Quarterly Essay‘s issue #49 has former Labor leader Mark Latham advising his former party on what it needs to do to return as the answer to Australia’s needs. He hopes that his time out of politics has allowed his views to mature, because he ought now to be able to benefit from recognising his own past errors of judgment. Maybe so.

I once shared a platform with Mark Latham. He was then the Opposition’s spokesman on education, I think, and he presented his views on education and what ought to be done. He set up a neat little schema, and showed how the kneebone was connected to the thighbone, and so on. The policy consequences were obvious, and he dwelled on them. The only catch was that his neat little schema was a model of the education system, not the system itself, with all its messiness, historical baggage, self-interest, parental dreams and student disenchantment. His policy proposals might sound good, but they wouldn’t do much good  — or so I thought, anyway.

I was reminded of that episode in reading the new QE. Mark Latham is bright enough, and he can write well, but to me he comes across as a clever, rather slapdash undergraduate, quick to come to a view, and energetic in supporting it. But my reaction, now as then, is to note at the bottom of the essay: ‘You really needed to do a lot more work on this before you handed it in’ and to award much less than the High Distinction he clearly thought it warranted.

His diagnosis is no different to that of Rod Cavalier, or the various grey eminence committees that have offered explanations of why Labor has done so badly over the past few years. They point to the power of faction leaders, the weakness of the branch system, the low numbers of party members. Latham adds some more about the changing nature of the workforce, the improvement in living standards of the former working class, and the lack of broad vision among our politicians.

I almost cheered when I came across his advice that Labor should initiate ‘a mature, factual debate about the limits of economic policy. It needs to explain to the electorate how the role of government has fundamentally changed …. The ALP needs to talk openly about these truths, dismantling the politics of false financial expectations’.

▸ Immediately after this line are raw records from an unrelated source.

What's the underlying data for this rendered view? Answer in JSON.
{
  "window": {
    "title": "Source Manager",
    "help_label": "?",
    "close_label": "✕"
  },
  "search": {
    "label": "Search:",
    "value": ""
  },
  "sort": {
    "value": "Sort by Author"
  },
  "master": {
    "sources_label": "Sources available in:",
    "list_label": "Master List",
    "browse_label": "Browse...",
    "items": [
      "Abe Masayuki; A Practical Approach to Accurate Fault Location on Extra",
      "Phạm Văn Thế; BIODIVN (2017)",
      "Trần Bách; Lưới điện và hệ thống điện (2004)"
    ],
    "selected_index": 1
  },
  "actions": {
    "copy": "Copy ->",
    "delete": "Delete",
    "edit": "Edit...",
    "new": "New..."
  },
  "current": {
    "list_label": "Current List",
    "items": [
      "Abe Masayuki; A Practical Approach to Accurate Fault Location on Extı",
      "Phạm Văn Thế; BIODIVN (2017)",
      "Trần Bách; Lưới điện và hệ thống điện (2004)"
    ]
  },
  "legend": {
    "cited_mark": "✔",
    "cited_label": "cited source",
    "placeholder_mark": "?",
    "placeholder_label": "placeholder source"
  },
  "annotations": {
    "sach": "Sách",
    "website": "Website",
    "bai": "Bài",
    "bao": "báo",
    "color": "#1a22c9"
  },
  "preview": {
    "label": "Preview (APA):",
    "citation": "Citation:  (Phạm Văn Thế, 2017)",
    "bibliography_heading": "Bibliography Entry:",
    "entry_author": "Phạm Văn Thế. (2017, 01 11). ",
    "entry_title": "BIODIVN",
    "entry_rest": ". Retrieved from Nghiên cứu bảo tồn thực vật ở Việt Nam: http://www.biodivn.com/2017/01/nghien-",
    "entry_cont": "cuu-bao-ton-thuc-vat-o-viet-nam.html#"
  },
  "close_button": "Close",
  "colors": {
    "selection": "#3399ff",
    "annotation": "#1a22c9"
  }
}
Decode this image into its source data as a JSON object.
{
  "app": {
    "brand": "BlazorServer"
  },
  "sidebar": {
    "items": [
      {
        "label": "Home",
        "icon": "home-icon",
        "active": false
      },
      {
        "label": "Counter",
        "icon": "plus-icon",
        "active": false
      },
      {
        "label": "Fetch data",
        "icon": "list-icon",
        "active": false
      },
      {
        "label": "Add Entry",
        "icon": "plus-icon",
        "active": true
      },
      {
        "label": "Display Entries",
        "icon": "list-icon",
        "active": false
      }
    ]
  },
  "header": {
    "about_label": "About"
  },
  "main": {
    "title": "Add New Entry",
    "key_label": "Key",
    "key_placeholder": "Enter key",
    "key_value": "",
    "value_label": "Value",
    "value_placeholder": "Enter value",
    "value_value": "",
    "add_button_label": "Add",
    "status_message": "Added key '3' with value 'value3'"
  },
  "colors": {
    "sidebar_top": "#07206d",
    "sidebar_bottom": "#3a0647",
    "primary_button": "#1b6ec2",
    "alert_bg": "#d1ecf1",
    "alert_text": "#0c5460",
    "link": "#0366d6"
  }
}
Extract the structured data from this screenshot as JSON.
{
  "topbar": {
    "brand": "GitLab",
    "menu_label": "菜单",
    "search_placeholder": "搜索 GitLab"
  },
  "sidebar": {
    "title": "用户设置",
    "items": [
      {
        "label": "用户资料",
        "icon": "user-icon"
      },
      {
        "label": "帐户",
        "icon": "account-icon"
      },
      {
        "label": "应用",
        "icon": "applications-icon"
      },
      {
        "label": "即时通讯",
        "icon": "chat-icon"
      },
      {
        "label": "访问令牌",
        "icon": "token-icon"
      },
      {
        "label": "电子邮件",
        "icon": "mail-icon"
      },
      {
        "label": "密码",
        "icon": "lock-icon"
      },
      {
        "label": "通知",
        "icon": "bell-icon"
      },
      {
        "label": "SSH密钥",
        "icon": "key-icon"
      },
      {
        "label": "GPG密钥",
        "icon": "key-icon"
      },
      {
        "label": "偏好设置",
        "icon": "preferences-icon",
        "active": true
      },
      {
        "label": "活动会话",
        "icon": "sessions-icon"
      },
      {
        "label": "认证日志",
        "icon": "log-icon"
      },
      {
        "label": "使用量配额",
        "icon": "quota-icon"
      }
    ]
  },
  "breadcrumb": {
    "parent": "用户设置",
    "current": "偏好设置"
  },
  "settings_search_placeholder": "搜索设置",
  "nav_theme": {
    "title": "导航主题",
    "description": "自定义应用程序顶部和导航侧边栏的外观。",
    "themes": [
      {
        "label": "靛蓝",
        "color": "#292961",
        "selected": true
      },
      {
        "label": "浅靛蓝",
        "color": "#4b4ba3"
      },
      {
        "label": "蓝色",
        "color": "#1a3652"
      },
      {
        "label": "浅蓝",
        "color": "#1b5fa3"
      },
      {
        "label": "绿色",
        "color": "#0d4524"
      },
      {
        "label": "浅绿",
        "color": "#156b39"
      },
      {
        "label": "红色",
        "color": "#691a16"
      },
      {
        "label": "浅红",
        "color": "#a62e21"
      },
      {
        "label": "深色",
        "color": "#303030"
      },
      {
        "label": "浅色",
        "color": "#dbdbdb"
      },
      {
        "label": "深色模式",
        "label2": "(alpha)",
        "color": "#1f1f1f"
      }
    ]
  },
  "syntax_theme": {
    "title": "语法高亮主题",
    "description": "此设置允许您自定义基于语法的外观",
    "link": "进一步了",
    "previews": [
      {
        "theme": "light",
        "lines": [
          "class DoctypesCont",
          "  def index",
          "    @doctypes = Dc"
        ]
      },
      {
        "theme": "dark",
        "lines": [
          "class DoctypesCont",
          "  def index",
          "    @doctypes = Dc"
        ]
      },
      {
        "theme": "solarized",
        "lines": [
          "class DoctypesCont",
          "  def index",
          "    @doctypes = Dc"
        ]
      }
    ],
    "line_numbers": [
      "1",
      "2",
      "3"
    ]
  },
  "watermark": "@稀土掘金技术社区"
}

I agree, but who is to do this? Such advice is more likely to come from a Liberal leader than from the ALP. His suggestions for the reform of the governance of the Labor Party are sensible, if not new, but more powerful figures than Mark Latham have put them forward without effect. He sees education as the great need, not just as a policy framework for the ALP but for our whole society, and laments our current status in international rankings.

But comparing Australia with Hong Kong or Singapore is pretty silly, all things considered, and rank orders don’t tell you very much about relative performance. He should read Professor Dinham’s trenchant criticism of the way people use PISA scores to anguish about the quality of what is, in world terms, a very good education system.

When he gets into ‘climate change’ and how Labor needs to sell its policies on that to the Australian electorate I feel that an F grade is what is really appropriate. He points out that ‘On the big sweeping claims of public life, people want hard evidence: expert information which corresponds with their own experience.’ I would agree, and wonder why Mark Latham hasn’t followed their example.

The proportions worrying about ‘climate change’ have been declining steadily since 2009, despite the constant references in our media to global warming, weird weather, climate change, climate disruption and all the rest of it. Surely one reason is that the hard evidence is lacking. The doom-sayers keep predicting outcomes that don’t happen. We were to have perpetual droughts, and then came floods. We were to have increasingly hot weather but, despite the predictions, there has been a long pause in the warming, despite continual increases in carbon dioxide in the atmosphere.

Every time a predicted event fails the doom-sayers come up with an explanation, but after a time people begin to feel that these guys don’t know as much as they think. Mark Latham’s preparedness to follow the orthodoxy on ‘climate change’ and belittle those who don’t agree with him doesn’t do much for his case.

And to suggest that Labor Party should get out there and combat scepticism about global warming seems to me pretty silly. The Government set up the Climate Commission to do just that, but it has done an abysmal job. The way to combat scepticism about anything is to engage with the sceptics and show how they are wrong. But neither the Government nor the Climate Commission has shown any interest in engaging with anyone.

Like Mark Latham, they talk about ‘consensus’ and the views of learned societies, and label as ‘deniers’ those who disagree, and want to point to contrasting evidence. With great respect, that’s not going to cut the mustard with today’s electorate, which — as Mark Latham himself points out — is well educated and capable of making up its own mind.

His Latham Diaries sold well because of who wrote it, and the insights it provided into the author. But it had little affect on the flow of Australian politics. I feel that the same fate awaits this essay.